In terms of uniformity, CMOS sensors have a larger pixel-to-pixel non-uniformity because each pixel has its own readout circuitry and in most cases column ADCs are used (in CCD many pixels share the same output; ADCs are external.). Although offset and gain corrections are possible, linearity differences are very difficult. Recently however, CMOS on-chip ADCs have improved dramatically, from 8 bits to 10 or even 12 bits.
In addition, dark current of the best CCD sensors is still better than of CMOS. CMOS sensors also have more problems with optical crosstalk due to the thicker stack on top of the pixels. This results in a lower accurate color reproduction, especially with small pixels. Also, the MTF of a CMOS sensor is typically worse than that of a CCD. This is due to higher optical and electrical crosstalk (a larger problem with small pixels).
While the dynamic range of CMOS sensors with a rolling shutter and in-pixel CDS can be higher than a CCD sensor with the same pixel size, the read noise of previous generation CMOS sensors is much higher than that of CCD. This results in a lower sensitivity/dynamic range. CCD offers a nearly perfect electronic shutter. That means that all pixels integrate at exactly the same moment in time, and very short integration times can be used to freeze motion.
Frame Rate Increases with CCD cannot compete with CMOS
The argument gets stronger for CMOS
Fast CMOS enables improvements in throughput that are far superior to CCD and critical to the requirements of applications such as in semiconductor and PCB inspection.
Electronics inspection demands high frame rates and coverage of large areas, so the number of pixels per second is very high. Multiple outputs can boost bandwidth, and that’s relatively easy with CMOS’ parallel architecture. It’s more difficult to achieve this in CCD, since it needs many analog outputs, each requiring its own ADC.

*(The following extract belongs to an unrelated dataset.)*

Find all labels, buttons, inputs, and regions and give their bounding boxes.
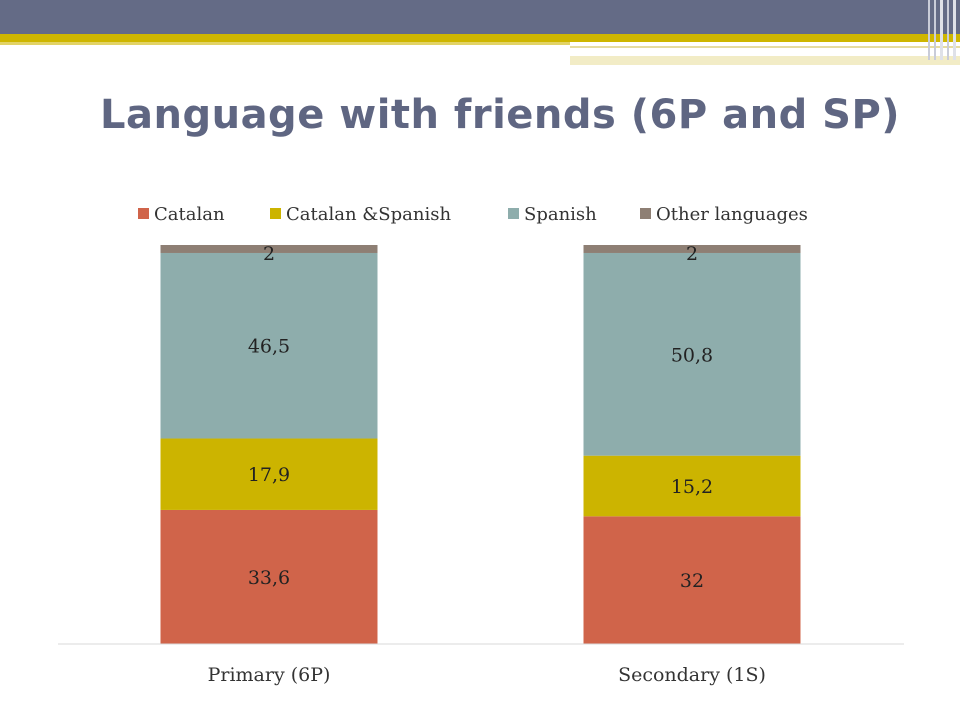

Combined with the relative ease and cost-effectiveness of CMOS manufacturing, which uses much more widely available production capacity, CMOS is now poised to become the dominant platform of choice for even the most demanding industrial cameras.
However, makers of CMOS sensors realize that speed performance alone is not enough, as pointed out above – and they have begun to specifically address traditional shortcomings in CMOS quality. For example, new CMOS sensors with the latest global shutter architectures from companies like CMOSIS provide read noise levels comparable to, and in some cases better than, CCD. The result is that at similar pixel sizes CMOS now bridges a historical 6db gap in dynamic range, comparable to CCD.
Knowledgeable camera providers can further improve the performance of critical operating characteristics of CMOS sensors with functions like flat field correction to achieve CCD level image quality.
While there is still a need for CCD cameras, CMOS is catching up fast. And, with sophisticated camera technology further leveling the quality comparison, CMOS’s advantages in speed, cost and integration are bound to win out in the long run.